“Do you think women
fitted for journalism? Eminently so!”
Mary Louise Booth
born in April 1831 in Long Island, New York.
She attended public schools but was primarily self taught, considered
very precocious and is said to have read the Bible and Plutarch at five and
Racine by the age of seven. She had a particular aptitude for foreign
languages. Her father, an educator, believed that teaching was the only
suitable career for a young lady. She
rebelled after teaching in his school for a few years and moved to Manhattan
desiring a literary career. She was
eighteen.
She supported herself making vests while studying and
writing in the evenings. Eventually she
was hired by the New York Times where she wrote on education and women’s
topics. She met and became friends with Susan B. Anthony and became active in
the women’s rights movement, serving as secretary at the conventions in
Saratoga, New York in 1855 and New York City in 1860. During this time she also began her own
historical writing. Her History of the City of New York was the
first comprehensive history of the city to be published.

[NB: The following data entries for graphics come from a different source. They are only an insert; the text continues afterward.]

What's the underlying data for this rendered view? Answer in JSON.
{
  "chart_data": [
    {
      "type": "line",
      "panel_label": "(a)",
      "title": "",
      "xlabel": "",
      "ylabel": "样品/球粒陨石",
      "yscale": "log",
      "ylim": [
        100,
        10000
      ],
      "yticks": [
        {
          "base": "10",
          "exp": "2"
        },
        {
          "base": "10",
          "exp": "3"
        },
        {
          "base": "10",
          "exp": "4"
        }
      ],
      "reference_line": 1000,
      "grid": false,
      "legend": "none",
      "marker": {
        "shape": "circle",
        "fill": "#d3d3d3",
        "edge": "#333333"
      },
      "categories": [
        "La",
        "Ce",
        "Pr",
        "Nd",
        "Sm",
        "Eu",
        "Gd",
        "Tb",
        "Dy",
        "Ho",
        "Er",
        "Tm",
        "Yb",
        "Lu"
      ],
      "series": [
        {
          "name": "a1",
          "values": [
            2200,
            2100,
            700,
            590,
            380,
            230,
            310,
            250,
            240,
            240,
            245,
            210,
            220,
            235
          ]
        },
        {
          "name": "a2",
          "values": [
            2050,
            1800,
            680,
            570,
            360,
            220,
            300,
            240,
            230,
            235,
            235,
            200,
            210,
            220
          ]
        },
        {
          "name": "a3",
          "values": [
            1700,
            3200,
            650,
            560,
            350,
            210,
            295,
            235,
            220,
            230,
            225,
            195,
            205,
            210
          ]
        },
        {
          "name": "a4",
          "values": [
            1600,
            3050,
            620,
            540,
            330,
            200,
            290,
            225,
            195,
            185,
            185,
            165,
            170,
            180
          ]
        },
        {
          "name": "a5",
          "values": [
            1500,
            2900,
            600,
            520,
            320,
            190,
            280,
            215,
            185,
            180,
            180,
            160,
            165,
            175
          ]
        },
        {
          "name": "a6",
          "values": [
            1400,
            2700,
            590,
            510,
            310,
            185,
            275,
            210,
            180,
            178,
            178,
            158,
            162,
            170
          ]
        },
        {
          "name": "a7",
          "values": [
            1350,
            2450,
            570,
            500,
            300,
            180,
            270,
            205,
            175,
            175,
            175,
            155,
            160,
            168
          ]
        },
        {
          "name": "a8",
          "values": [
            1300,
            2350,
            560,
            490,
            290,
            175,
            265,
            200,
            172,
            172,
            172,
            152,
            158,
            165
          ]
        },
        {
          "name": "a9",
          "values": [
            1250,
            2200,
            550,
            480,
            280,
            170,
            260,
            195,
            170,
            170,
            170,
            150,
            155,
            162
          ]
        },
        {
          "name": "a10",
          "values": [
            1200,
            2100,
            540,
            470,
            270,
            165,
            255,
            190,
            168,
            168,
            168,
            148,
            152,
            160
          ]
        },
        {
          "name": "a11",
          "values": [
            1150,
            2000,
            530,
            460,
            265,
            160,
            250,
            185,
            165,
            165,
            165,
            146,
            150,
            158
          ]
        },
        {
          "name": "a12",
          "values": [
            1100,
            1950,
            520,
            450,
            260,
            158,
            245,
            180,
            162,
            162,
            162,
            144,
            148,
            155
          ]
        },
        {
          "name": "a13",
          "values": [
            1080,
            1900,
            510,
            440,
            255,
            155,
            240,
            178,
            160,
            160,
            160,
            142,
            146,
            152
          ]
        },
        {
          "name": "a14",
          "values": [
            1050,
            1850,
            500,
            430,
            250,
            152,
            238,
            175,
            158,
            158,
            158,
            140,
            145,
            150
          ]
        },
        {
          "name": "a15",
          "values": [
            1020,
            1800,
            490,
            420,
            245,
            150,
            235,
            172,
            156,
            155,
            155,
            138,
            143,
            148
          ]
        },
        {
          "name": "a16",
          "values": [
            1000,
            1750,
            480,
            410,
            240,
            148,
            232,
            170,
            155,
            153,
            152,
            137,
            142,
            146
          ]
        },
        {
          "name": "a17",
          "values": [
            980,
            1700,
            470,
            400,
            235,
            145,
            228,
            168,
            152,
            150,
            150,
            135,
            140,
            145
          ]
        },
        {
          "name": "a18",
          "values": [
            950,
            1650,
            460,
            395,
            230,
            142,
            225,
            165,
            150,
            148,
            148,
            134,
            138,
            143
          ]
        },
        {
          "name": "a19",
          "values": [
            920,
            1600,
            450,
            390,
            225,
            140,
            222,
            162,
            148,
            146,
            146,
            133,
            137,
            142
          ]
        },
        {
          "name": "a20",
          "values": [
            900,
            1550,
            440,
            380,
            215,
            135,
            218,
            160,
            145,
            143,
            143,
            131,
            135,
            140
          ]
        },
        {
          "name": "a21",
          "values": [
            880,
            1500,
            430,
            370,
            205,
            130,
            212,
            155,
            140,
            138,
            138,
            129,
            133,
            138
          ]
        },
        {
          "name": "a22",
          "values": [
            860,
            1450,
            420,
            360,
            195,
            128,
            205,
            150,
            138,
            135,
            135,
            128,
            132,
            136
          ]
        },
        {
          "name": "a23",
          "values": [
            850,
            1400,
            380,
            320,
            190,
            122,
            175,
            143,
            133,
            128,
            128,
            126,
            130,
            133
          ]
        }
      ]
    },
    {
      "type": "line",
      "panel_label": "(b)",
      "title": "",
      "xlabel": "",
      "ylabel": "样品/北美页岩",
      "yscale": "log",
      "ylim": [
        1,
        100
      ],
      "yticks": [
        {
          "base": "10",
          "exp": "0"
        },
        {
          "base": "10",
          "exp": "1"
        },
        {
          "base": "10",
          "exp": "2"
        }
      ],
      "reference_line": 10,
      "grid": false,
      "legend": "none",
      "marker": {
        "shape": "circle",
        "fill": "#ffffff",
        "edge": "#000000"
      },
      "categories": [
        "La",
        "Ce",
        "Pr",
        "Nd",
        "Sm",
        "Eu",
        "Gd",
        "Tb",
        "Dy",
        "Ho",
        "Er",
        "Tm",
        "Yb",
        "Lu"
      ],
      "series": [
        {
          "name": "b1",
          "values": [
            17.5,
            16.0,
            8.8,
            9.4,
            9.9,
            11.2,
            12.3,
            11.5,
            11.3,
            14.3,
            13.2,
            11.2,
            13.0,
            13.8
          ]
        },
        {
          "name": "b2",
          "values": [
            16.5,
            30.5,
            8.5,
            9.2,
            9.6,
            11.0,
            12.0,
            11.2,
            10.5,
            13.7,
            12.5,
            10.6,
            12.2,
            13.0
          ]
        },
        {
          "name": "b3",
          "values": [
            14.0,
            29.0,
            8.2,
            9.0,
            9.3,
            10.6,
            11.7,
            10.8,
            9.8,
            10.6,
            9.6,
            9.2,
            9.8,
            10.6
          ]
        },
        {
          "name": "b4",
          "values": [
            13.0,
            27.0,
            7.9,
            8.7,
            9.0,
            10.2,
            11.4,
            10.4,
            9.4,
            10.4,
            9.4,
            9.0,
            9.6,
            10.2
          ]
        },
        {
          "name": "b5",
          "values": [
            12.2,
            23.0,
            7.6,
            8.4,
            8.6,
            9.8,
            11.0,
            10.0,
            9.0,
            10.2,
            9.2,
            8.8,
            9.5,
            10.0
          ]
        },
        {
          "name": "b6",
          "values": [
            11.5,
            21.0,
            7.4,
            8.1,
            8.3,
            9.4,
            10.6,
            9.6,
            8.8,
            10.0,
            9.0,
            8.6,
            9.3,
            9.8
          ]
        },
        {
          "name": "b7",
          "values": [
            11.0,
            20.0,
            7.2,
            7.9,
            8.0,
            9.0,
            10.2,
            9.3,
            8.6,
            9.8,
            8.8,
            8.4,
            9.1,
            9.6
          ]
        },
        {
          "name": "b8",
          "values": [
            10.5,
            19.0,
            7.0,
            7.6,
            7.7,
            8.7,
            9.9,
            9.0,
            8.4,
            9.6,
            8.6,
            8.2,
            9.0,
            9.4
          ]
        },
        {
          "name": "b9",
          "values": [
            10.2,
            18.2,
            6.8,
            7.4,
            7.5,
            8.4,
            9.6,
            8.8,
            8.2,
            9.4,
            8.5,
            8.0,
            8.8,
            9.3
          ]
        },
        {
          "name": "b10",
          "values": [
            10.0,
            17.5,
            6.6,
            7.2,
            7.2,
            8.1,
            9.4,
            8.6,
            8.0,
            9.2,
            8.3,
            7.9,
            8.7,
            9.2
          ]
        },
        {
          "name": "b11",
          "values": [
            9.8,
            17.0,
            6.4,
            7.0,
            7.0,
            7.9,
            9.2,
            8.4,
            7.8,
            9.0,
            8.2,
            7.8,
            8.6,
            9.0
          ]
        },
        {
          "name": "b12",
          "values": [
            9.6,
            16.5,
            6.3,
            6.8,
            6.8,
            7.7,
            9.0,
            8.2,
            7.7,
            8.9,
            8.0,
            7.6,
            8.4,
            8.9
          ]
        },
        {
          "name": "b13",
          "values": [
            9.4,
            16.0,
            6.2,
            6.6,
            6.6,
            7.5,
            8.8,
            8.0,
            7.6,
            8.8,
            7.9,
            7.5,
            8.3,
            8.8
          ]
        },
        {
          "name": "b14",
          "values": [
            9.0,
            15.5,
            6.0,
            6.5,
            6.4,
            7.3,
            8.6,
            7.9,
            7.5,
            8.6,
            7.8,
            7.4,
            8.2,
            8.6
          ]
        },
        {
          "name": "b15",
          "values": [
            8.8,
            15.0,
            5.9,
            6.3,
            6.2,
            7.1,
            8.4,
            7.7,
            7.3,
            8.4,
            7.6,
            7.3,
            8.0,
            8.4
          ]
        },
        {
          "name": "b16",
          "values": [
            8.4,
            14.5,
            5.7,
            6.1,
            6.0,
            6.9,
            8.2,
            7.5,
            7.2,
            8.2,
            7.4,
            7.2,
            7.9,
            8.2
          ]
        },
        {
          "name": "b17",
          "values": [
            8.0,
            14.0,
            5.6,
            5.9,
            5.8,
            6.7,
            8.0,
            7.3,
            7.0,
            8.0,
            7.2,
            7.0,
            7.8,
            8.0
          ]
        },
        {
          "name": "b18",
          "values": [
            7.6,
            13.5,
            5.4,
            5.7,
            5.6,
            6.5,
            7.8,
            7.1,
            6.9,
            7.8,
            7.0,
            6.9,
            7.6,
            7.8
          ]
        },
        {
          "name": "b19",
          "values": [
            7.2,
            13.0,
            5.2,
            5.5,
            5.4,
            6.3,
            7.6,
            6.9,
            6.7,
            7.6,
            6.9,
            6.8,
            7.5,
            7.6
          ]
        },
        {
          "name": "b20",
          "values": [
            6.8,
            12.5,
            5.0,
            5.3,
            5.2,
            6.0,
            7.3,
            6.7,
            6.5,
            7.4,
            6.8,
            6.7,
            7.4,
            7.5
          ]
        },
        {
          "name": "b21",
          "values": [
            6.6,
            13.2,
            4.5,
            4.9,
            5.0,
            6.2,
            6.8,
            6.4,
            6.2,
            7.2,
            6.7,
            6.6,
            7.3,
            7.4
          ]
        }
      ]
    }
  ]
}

In 1856 that she began her career as a translator and
translated more than forty works from French to English. During the Civil War
she used her skills to promote the Union cause translating Count deGasparin’s The Uprising of a Great People: The United
States in 1861. She worked twenty hours a day for a week to accomplish this
task.
In 1867 Harper and Brothers began the weekly magazine
Harper’s Bazaar and they hired Mary as its editor. She held this position for twenty two years
earning the then impressive salary of $4,000.
During her tenure circulation reached 80,000. She never married although she was engaged
briefly during a trip to Venice in 1887.